In March, Guinnane’s class was paid a visit by a student dressed in a gorilla suit. When the gorilla-man did nothing after taking a seat in the audience for a few minutes, Guinnane took out his camera-phone, snapped photos and dismissed him by telling him he was “being disruptive only for the sake of being disruptive,” Cuevas said.
“I’m not adverse to pranks,” Guinnane told his students after the gorilla left. “Only bad ones.”
“If pranks are going to be a part of an initiation rite,” he elaborated in an interview, “they shouldn’t harm academics or students.”
He said pranks in recent years have become increasingly drawn-out, offering little real humor. Such interruptions were never acceptable, he said, adding that he believes the pranksters are cowardly because students often come in disguise before professors who don’t recognize them, bolstered by the belief that their classmates will not rat them out.
“Under the best of circumstances it’s a chore to keep class going,” Guinnane said. “But when someone comes in and interrupts it completely undermines what the professor is trying to accomplish.”
Steven Berry, whose introductory economics class was the most oversubscribed course at Yale during the fall semester, has been hit three times by pranksters this year.
“If pranks were short, rare and funny, then they might actually be a welcome break,” Berry said in an e-mail. “However, [they] seem to be increasingly long, frequent and disruptive.”
Now, Guinnane said he and some of his colleagues are discussing responses to prevent further disruptions next year. Among these include a zero-tolerance policy where if another prank occurs, the professor will turn off his presentation, leave the classroom and end class.
But not all faculty members necessarily share this sentiment.
After his popular Cold War lecture was repeatedly pranked in the fall of 2008, history professor John Gaddis actually lamented the unexplained disappearance of the Pundits prank society the following year.
“I missed you guys,” he said in his final lecture of 2009. “What happened?”
Then, in February, Gaddis’s “Art of Biography” seminar was interrupted by an extensive reenactment of the film “Titanic,” replete with cardboard cutout lifeboats and champagne in Solo cups.
In an e-mail, Gaddis said his classes have not been interrupted in the past few weeks.
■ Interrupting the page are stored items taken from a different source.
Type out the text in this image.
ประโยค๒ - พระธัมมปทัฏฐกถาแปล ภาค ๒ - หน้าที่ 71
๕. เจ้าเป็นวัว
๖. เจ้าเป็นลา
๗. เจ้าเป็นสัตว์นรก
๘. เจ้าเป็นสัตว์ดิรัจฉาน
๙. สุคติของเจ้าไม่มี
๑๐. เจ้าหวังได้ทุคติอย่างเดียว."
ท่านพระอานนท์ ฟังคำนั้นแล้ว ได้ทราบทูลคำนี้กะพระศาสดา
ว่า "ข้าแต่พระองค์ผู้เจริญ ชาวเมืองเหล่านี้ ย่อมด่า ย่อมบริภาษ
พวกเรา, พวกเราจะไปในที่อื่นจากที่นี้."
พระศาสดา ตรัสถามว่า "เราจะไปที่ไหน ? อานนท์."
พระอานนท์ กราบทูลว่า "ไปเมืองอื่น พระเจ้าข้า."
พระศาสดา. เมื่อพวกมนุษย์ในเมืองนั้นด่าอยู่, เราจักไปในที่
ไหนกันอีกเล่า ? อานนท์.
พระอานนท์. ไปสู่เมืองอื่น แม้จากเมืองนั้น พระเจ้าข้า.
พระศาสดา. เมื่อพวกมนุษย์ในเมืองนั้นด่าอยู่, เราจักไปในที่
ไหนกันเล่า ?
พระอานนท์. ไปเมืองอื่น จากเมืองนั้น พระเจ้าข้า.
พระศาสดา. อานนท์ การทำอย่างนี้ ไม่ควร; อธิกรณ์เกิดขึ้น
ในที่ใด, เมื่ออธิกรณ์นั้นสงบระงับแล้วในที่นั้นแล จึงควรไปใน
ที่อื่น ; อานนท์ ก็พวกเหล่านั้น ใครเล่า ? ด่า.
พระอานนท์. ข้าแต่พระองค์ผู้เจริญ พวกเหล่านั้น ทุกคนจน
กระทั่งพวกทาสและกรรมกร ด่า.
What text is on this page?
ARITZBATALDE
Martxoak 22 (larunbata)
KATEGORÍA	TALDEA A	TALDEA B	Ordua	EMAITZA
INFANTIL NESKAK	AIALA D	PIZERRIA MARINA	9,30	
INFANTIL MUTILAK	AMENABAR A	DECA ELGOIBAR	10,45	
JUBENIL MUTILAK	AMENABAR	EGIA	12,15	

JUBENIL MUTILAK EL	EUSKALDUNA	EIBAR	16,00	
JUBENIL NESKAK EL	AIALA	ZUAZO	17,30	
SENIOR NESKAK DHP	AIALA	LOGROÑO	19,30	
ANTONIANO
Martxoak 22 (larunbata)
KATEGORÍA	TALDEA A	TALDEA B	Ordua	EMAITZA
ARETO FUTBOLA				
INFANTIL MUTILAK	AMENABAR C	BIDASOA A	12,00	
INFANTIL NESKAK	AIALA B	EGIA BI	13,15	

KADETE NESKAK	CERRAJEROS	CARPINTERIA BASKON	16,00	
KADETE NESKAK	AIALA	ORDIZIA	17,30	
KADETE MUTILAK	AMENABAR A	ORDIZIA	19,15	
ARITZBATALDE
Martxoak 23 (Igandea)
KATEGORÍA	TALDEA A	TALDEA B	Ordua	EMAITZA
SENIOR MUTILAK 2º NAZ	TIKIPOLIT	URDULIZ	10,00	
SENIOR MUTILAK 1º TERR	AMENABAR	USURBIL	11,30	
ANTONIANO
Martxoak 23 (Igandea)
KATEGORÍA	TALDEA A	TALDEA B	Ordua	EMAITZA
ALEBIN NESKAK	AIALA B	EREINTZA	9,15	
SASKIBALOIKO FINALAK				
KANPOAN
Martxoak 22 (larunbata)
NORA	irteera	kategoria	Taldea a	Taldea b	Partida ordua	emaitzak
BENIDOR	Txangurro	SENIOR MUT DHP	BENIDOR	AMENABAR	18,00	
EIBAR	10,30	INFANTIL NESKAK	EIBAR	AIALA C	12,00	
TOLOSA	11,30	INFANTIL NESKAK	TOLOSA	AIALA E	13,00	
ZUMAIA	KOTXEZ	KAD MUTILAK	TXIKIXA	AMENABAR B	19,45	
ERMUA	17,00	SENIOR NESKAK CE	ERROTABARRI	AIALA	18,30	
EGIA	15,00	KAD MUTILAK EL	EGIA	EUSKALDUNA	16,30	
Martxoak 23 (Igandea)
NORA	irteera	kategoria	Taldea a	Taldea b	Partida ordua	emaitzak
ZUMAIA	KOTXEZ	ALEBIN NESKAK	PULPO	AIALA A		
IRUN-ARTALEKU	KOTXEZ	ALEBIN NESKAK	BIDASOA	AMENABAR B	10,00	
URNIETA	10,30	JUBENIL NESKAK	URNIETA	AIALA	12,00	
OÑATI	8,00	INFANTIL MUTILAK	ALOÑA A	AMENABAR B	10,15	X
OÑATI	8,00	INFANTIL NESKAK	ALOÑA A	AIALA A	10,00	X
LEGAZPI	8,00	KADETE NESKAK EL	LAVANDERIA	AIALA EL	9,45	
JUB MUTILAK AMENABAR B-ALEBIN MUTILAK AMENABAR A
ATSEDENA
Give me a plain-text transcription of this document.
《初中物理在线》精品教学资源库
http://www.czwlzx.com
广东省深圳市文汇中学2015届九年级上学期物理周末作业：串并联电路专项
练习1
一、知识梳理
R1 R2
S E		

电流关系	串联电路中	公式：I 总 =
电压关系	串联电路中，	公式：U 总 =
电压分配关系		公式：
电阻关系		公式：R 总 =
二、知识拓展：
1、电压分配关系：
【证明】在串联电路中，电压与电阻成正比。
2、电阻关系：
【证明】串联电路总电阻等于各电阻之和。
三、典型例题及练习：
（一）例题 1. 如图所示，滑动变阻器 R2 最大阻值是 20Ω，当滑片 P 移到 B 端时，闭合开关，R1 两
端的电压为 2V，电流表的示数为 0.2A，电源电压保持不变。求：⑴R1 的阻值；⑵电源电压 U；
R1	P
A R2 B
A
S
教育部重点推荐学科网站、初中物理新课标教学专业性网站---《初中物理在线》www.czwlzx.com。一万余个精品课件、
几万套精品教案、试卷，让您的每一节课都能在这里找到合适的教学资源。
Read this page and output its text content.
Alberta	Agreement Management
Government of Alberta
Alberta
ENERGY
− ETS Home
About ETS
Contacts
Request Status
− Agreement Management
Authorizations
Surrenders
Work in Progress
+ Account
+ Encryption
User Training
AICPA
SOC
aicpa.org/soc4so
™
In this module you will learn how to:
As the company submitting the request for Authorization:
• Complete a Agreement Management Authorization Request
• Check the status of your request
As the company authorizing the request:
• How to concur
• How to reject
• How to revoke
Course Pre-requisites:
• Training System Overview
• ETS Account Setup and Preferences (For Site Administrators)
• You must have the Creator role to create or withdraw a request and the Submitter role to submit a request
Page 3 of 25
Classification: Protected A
William Summers, whose popular “Biology of Gender and Sexuality” (better known as “Porn in the Morn”) attracted a variety of pranksters before he stopped teaching it this year, said he has never found the interruptions to be a problem. He said they have not been prolonged, threatening or offensive, adding that the pranks are “really just a bit of silly humor that I have been able to accept in the spirit intended.”
In some ways, such tasks have merit, said Malay Araya ’10, who interrupted Summers’ course when she was a junior as a requirement of society tap. She strode into the lecture hall with members of her tap class and distributed condoms to students in the audience. She said the humiliating and public nature of such pranks brings the tap class together, adding that she thinks it is appealing to pull a prank in a lecture hall because its boldness walks the line of outright rudeness.
The Pundits, for their part, deny involvement in the recent course disruptions. As one member said in an e-mail, “Over this past week, sh—- societies forced their fledglings to perform sh—-, disruptive tasks, because nothing ritualizes society membership like a ton of awkward. The pundits refused to comment, before they vomited on everyone’s face.”
But with only four weekdays before the beginning of reading week, professors and administrators can rest easy — at least until next year’s tap.
Lauren Rosenthal contributed reporting.